I needed to rethink my writing. What was my goal with my writing? Had it changed? Was I a professional or an amateur? Amateurs can afford to procrastinate; professionals don’t have that luxury if they want to do their job and meet their commitments.


I don’t have the stamina I had. I can’t write the hours I did, yet. It’s just as someone trains for a marathon. If you’ve never run or haven’t done it for years you aren’t going to fare well if you decide to run in tomorrow’s race. You have to build up to it and in smaller doable steps. Build up resilience and strength. You have to have determination and the desire to finish the race. That is what gets you to the daily practice no matter how you feel or what the weather is. It’s what keeps you at the sprints to build stamina, or the set of stairs you run up and down. You push through the resistance from your mind and body. You work through the sore muscles.

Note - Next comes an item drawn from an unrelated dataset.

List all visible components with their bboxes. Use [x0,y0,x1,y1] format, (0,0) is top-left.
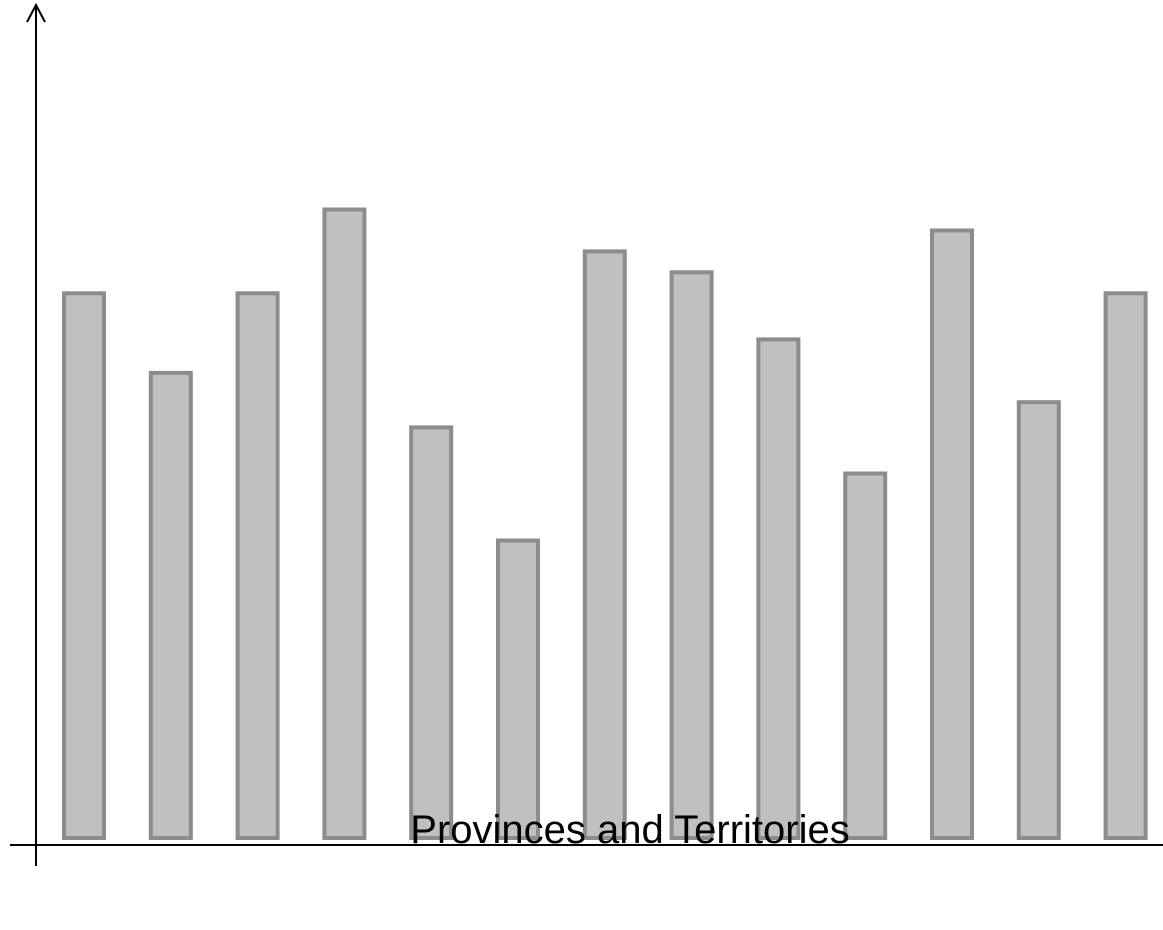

So I’ve set smaller goals (sometimes I can do a whole chapter and other times it’s only a few hundred words) and celebrate when I reach my goal. I’m setting up a workable routine. In the beginning it was a matter of setting a timer. When the timer goes off, I’m done. If the words are hard, I push through the resistance. Sometimes it means going to a different scene and coming back to the one that’s giving me fits. I’m not angsting over how it looks or over some of the word choices (sometimes that is the hardest part for me because I want it just so), I know I can edit it later—but I can’t edit what I don’t have down. As a good friend of mine says, looking at your writing as a job helps one depersonalize the process of creating—a way of distancing yourself from the process. Getting the words down is the job.

Honestly, for me it’s work in progress. I’m not ready to run the marathon but I show up and work. The amateur talks about it and does it haphazardly or not at all. I’ve determined that I’m a professional and I’m firm in my commitment to win—one chunk of words at a time.